Turkey failed to rescue illegal migrants in a dinghy that sank inside its territorial waters, Greece’s Migration Minister Notis Mitarachi said in a speech to parliament, claiming that the Greek coast guard had to enter Turkish territorial waters to save the people on board the boat.
A search and rescue operation was underway Friday near the Greek island of Lesbos along the maritime border with Turkey, after an inflatable dinghy carrying migrants apparently sank, The Associated Press reported on Friday, citing the Greek authorities.
Ten people had been rescued and another three were believed to be missing, Greece’s coast guard said.
Two coast guard patrol boats, a vessel from the European border agency Frontex, one helicopter and two aircraft, as well as a vessel that had been sailing nearby, were involved in the search operation, the coast guard said. Turkey’s coast guard had also been informed of the incident.
According to the Greek coast guard, the dinghy appeared to have sunk inside Turkish territorial waters, with initially one survivor swimming into Greek territorial waters and being picked up by Greek authorities. Another nine people were then rescued from Turkish territorial waters, they said.
Survivors told authorities there had been a total of 13 people on the dinghy when it sank. Their nationalities weren’t immediately available.
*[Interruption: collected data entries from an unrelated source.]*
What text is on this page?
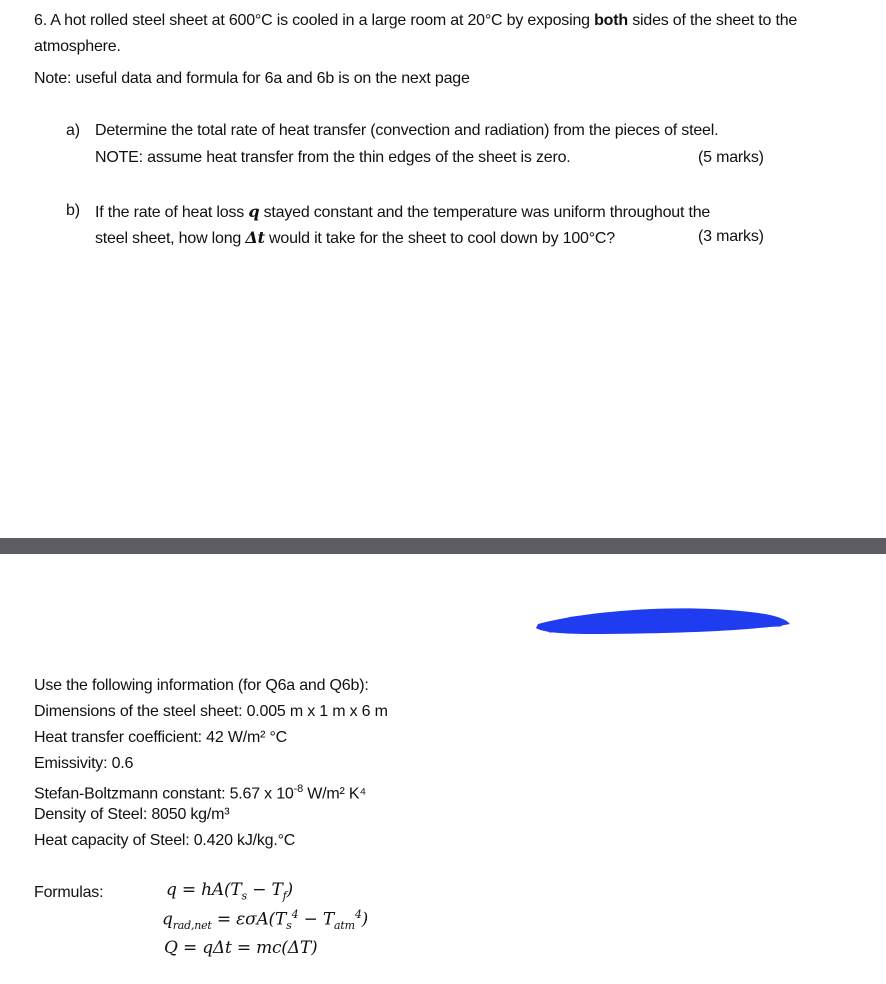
6. A hot rolled steel sheet at 600°C is cooled in a large room at 20°C by exposing both sides of the sheet to the atmosphere.
Note: useful data and formula for 6a and 6b is on the next page
a) Determine the total rate of heat transfer (convection and radiation) from the pieces of steel.
NOTE: assume heat transfer from the thin edges of the sheet is zero.	(5 marks)
b) If the rate of heat loss q stayed constant and the temperature was uniform throughout the
steel sheet, how long Δt would it take for the sheet to cool down by 100°C?	(3 marks)
Use the following information (for Q6a and Q6b):
Dimensions of the steel sheet: 0.005 m x 1 m x 6 m
Heat transfer coefficient: 42 W/m² °C
Emissivity: 0.6
Stefan-Boltzmann constant: 5.67 x $10^{-8}$ W/m² K⁴
Density of Steel: 8050 kg/m³
Heat capacity of Steel: 0.420 kJ/kg.°C
Formulas:	$q = hA(T_s - T_f)$
$q_{rad,net} = \varepsilon\sigma A(T_s^4 - T_{atm}^4)$
Q = qΔt = mc(ΔT)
Greece has for years been one of the most popular entry points into the European Union for people fleeing conflict and poverty in the Middle East, Africa and Asia. The vast majority attempt to reach Greek islands near the Turkish coast, often in dangerously overcrowded inflatable dinghies and unseaworthy boats.
Mitarachi stressed that Greece was protecting its borders and that entries by migrants heading from the Turkish coast to the Greek islands were 96 percent lower in the last 12 months compared with the previous 12-month period.
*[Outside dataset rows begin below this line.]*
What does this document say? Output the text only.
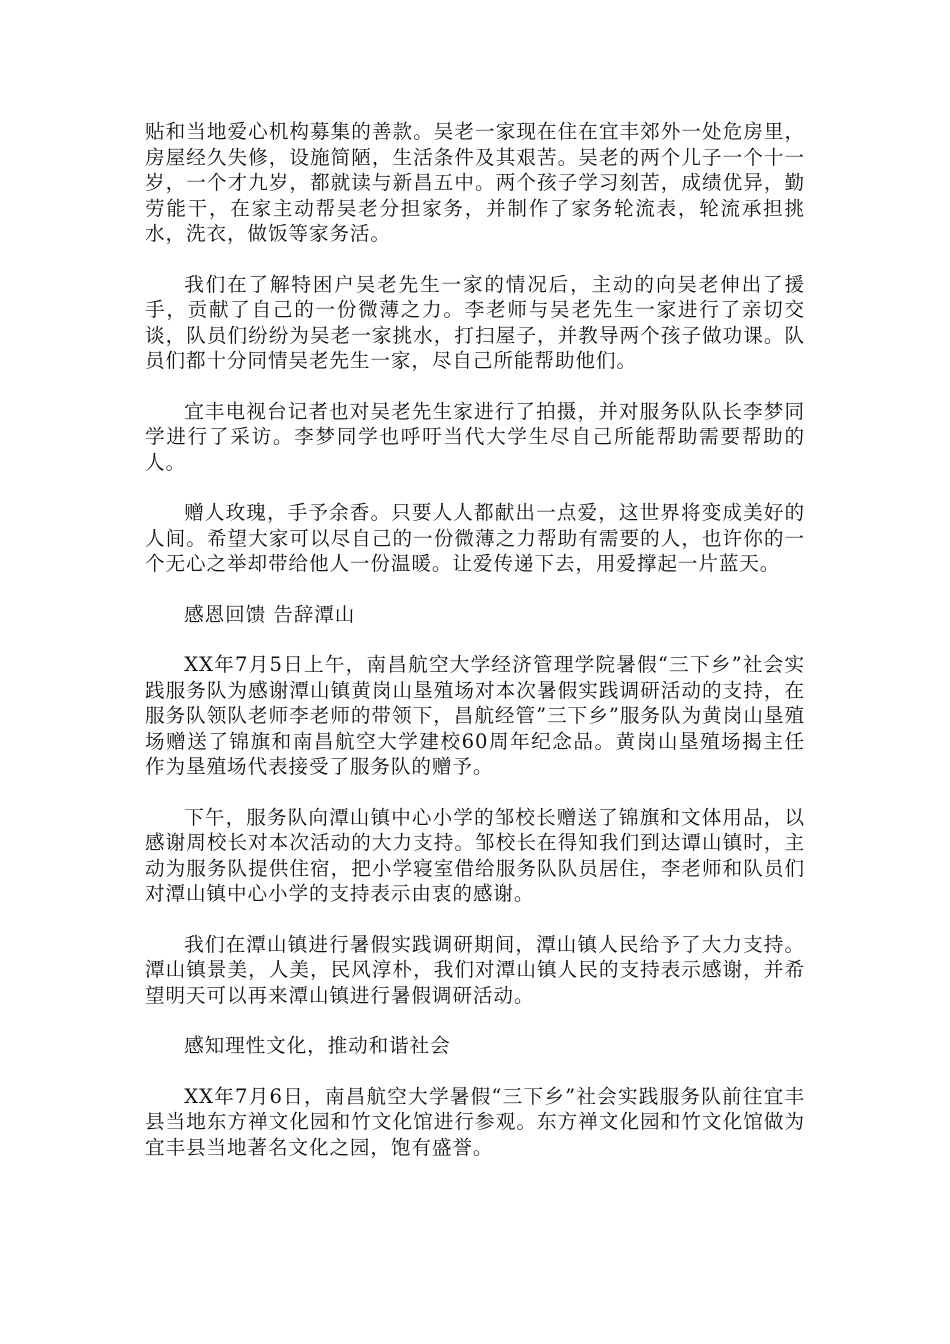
贴和当地爱心机构募集的善款。吴老一家现在住在宜丰郊外一处危房里，房屋经久失修，设施简陋，生活条件及其艰苦。吴老的两个儿子一个十一岁，一个才九岁，都就读与新昌五中。两个孩子学习刻苦，成绩优异，勤劳能干，在家主动帮吴老分担家务，并制作了家务轮流表，轮流承担挑水，洗衣，做饭等家务活。

我们在了解特困户吴老先生一家的情况后，主动的向吴老伸出了援手，贡献了自己的一份微薄之力。李老师与吴老先生一家进行了亲切交谈，队员们纷纷为吴老一家挑水，打扫屋子，并教导两个孩子做功课。队员们都十分同情吴老先生一家，尽自己所能帮助他们。

宜丰电视台记者也对吴老先生家进行了拍摄，并对服务队队长李梦同学进行了采访。李梦同学也呼吁当代大学生尽自己所能帮助需要帮助的人。

赠人玫瑰，手予余香。只要人人都献出一点爱，这世界将变成美好的人间。希望大家可以尽自己的一份微薄之力帮助有需要的人，也许你的一个无心之举却带给他人一份温暖。让爱传递下去，用爱撑起一片蓝天。

感恩回馈 告辞潭山

XX年7月5日上午，南昌航空大学经济管理学院暑假“三下乡”社会实践服务队为感谢潭山镇黄岗山垦殖场对本次暑假实践调研活动的支持，在服务队领队老师李老师的带领下，昌航经管”三下乡”服务队为黄岗山垦殖场赠送了锦旗和南昌航空大学建校60周年纪念品。黄岗山垦殖场揭主任作为垦殖场代表接受了服务队的赠予。

下午，服务队向潭山镇中心小学的邹校长赠送了锦旗和文体用品，以感谢周校长对本次活动的大力支持。邹校长在得知我们到达谭山镇时，主动为服务队提供住宿，把小学寝室借给服务队队员居住，李老师和队员们对潭山镇中心小学的支持表示由衷的感谢。

我们在潭山镇进行暑假实践调研期间，潭山镇人民给予了大力支持。潭山镇景美，人美，民风淳朴，我们对潭山镇人民的支持表示感谢，并希望明天可以再来潭山镇进行暑假调研活动。

感知理性文化，推动和谐社会

XX年7月6日，南昌航空大学暑假“三下乡”社会实践服务队前往宜丰县当地东方禅文化园和竹文化馆进行参观。东方禅文化园和竹文化馆做为宜丰县当地著名文化之园，饱有盛誉。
Rights groups and migrants have repeatedly accused Greece of carrying out illegal summary deportations of people who arrive on the islands without giving them the chance to apply for asylum.
“It is clear that multiple arms of the Greek authorities are closely coordinating to brutally apprehend and detain people who are seeking safety in Greece, subjecting many to violence, then transferring them to the banks of the Evros River before summarily returning them to Turkey,” Adriana Tidona, migration researcher for Europe at Amnesty International, said in June. “Our research shows that violent pushbacks have become the de facto Greek border control policy in the Evros region. The level of organization needed to execute these returns, which affected around 1000 people in the incidents we documented, some numerous times and sometimes via unofficial detention sites, shows just how far Greece is going to illegally return people and cover it up.”
Greek authorities vehemently deny they carry out pushbacks, but do say they robustly patrol the borders.
“The government’s policy is clear. We do not want to be the gateway for smuggling networks into the European Union,” Mitarachi said. “We have denied hundreds of millions of euros from the smugglers of human pain, who operate to the east of our country. Our country has land and sea borders.”